Instrumental Variables in WFM

From WFM Labs
An instrument Z affects the outcome only through the treatment X and is independent of the unobserved confounder U, isolating the part of X's variation that is unconfounded.

Instrumental Variables in WFM (IV) is a causal-estimation method that recovers the effect of a treatment on an outcome when there is unmeasured confounding, by using a third variable — the instrument — that influences the treatment but is otherwise unrelated to the outcome. It is one of the quasi-experimental tools for workforce management questions where a clean experiment is impossible and the confounders cannot all be measured.[1]

The idea

When treatment is confounded, the raw treatment–outcome association mixes the true effect with the influence of the confounder. An instrument breaks this by supplying variation in the treatment that comes from a source unrelated to the confounding. The method effectively uses only the part of the treatment that the instrument explains — variation that is "as good as random" — and reads the outcome's response to that part. In practice this is estimated in two stages (two-stage least squares): first predict the treatment from the instrument, then regress the outcome on the predicted treatment.[2]

The three conditions

A valid instrument Z for the effect of treatment X on outcome Y must satisfy:

  1. Relevance: Z actually affects X (a strong first-stage relationship).
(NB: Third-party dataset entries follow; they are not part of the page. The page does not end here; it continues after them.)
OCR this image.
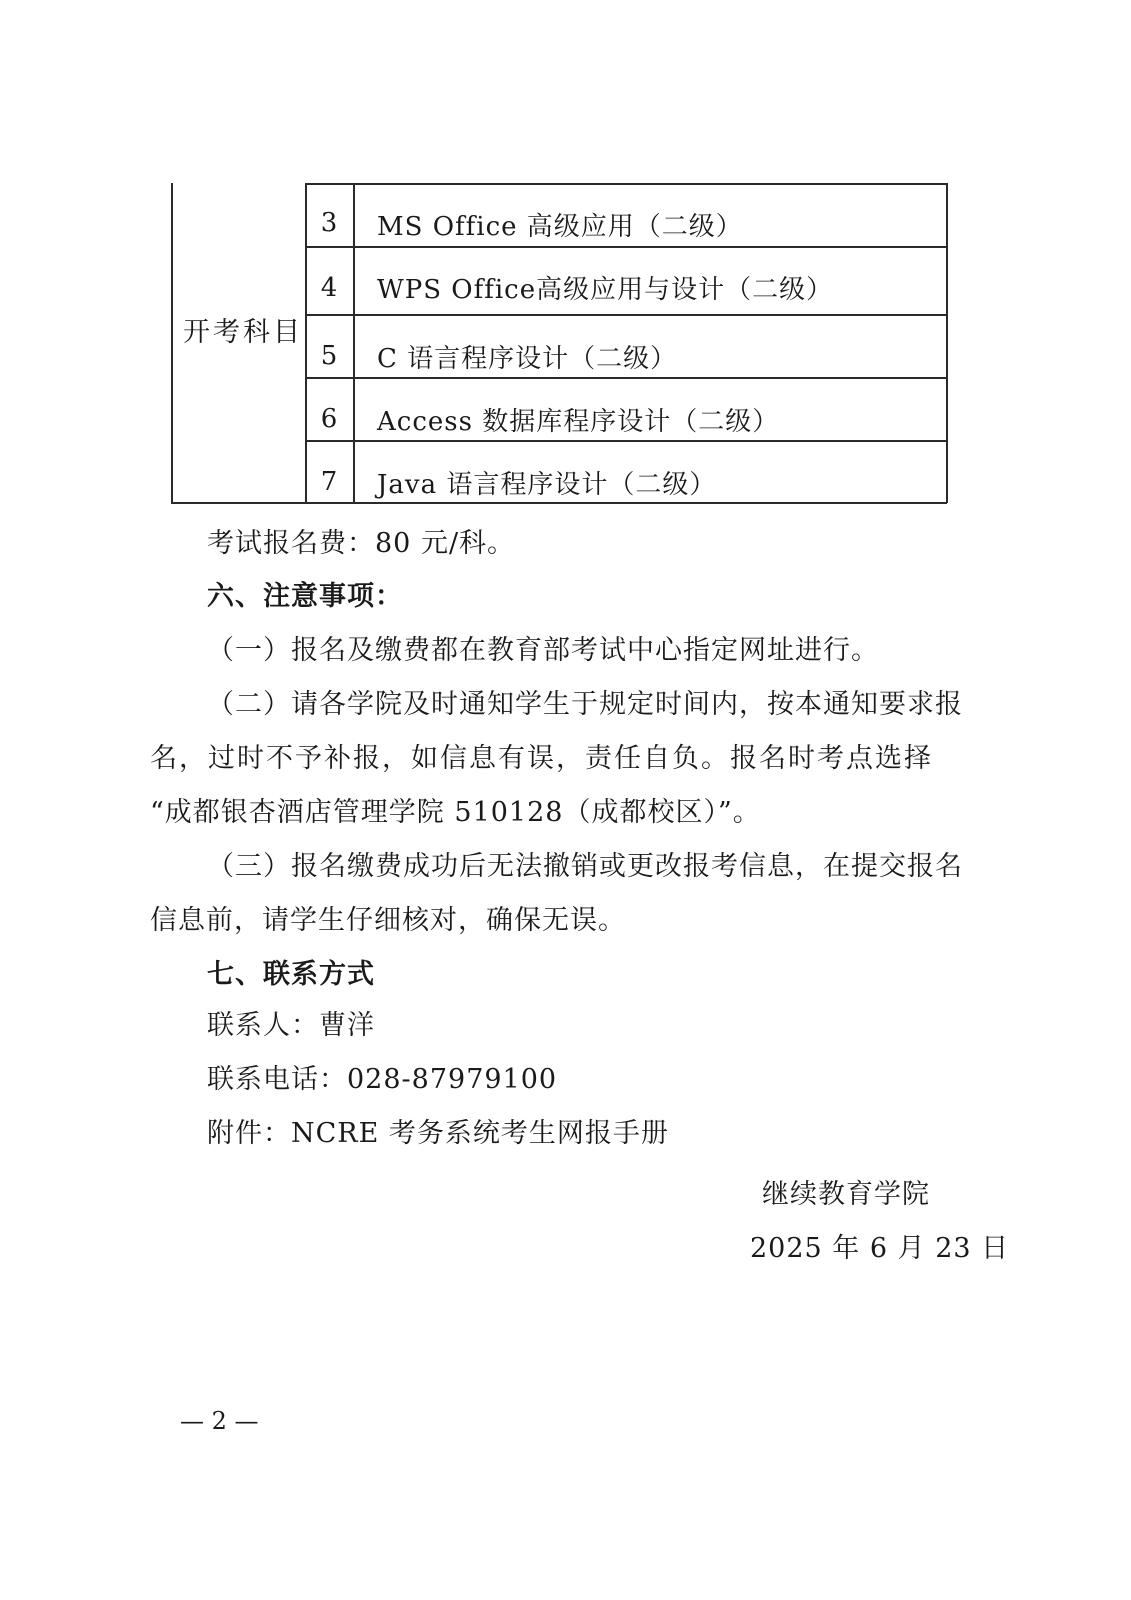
开考科目
3	MS Office 高级应用（二级）
4	WPS Office高级应用与设计（二级）
5	C 语言程序设计（二级）
6	Access 数据库程序设计（二级）
7	Java 语言程序设计（二级）
考试报名费：80 元/科。
六、注意事项：
（一）报名及缴费都在教育部考试中心指定网址进行。
（二）请各学院及时通知学生于规定时间内，按本通知要求报
名，过时不予补报，如信息有误，责任自负。报名时考点选择
“成都银杏酒店管理学院 510128（成都校区）”。
（三）报名缴费成功后无法撤销或更改报考信息，在提交报名
信息前，请学生仔细核对，确保无误。
七、联系方式
联系人：曹洋
联系电话：028-87979100
附件：NCRE 考务系统考生网报手册
继续教育学院
2025 年 6 月 23 日
— 2 —
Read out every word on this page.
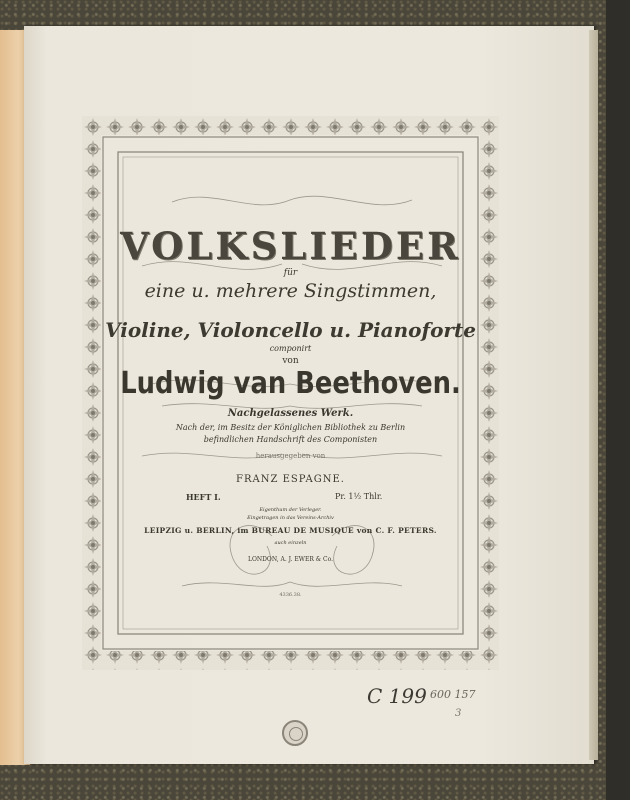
VOLKSLIEDER
für
eine u. mehrere Singstimmen,
Violine, Violoncello u. Pianoforte
componirt
von
Ludwig van Beethoven.
Nachgelassenes Werk.
Nach der, im Besitz der Königlichen Bibliothek zu Berlin
befindlichen Handschrift des Componisten
herausgegeben von
FRANZ ESPAGNE.
HEFT I.	Pr. 1½ Thlr.
Eigenthum der Verleger.
Eingetragen in das Vereins-Archiv
LEIPZIG u. BERLIN, im BUREAU DE MUSIQUE von C. F. PETERS.
auch einzeln
LONDON, A. J. EWER & Co.
4336.38.
C 199 600 157
3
Weak instruments give unstable, biased estimates.
  2. Exclusion: Z affects Y only through X — there is no direct path from the instrument to the outcome.
  3. Independence (exogeneity): Z is not associated with the unobserved confounder U; it is as good as randomly assigned.

Relevance is testable from the data; exclusion and independence are assumptions that rest on domain knowledge and cannot be fully verified — which is why instrument choice is the hard part.

WFM examples

  • Staggered rollouts as instruments. When a new tool or policy is rolled out to sites in an order driven by logistics rather than performance, the rollout timing can instrument for tool adoption when estimating its effect on handle time or attrition.
  • Assignment quirks. Quasi-random routing or queue-assignment rules can instrument for the treatment an agent or contact actually received, when actual receipt is confounded by selection.
  • Encouragement designs. When agents are encouraged (but not forced) into a training program, the encouragement can instrument for actual participation, since take-up is otherwise confounded by motivation.

Cautions

  • Exclusion is fragile. If the instrument affects the outcome through any route other than the treatment, the estimate is biased; a staggered rollout that coincides with other changes violates exclusion.
  • Weak instruments. A weak first stage amplifies bias and produces wide, unreliable estimates — relevance must be strong, not just present.
  • Local effect (LATE). IV identifies the effect for the subpopulation whose treatment is moved by the instrument (the "compliers"), not the whole population — a local average treatment effect that may not generalize.[3]

Maturity Model Position

In the WFM Labs Maturity Model™, instrumental-variables thinking is an advanced identification capability for confounded observational questions.

  • Level 1–2 (Emerging / Foundational) — confounded effects are estimated as raw associations; unmeasured confounding is unaddressed.
  • Level 3 (Progressive) — analysts recognize unmeasured confounding and look for natural instruments (rollouts, assignment rules, encouragement) to identify effects.
  • Level 4–5 (Advanced / Pioneering) — IV designs are used deliberately and validated (first-stage strength, exclusion reasoning), and their local nature is accounted for when generalizing.

See also

References

  1. Angrist, J. D., Imbens, G. W., & Rubin, D. B. (1996). "Identification of Causal Effects Using Instrumental Variables". Journal of the American Statistical Association, 91(434), 444–455. doi:10.1080/01621459.1996.10476902.
  2. Angrist, J. D., & Pischke, J.-S. (2009). Mostly Harmless Econometrics: An Empiricist's Companion. Princeton University Press. ISBN 978-0-691-12035-5.
  3. Imbens, G. W., & Angrist, J. D. (1994). "Identification and Estimation of Local Average Treatment Effects". Econometrica, 62(2), 467–475.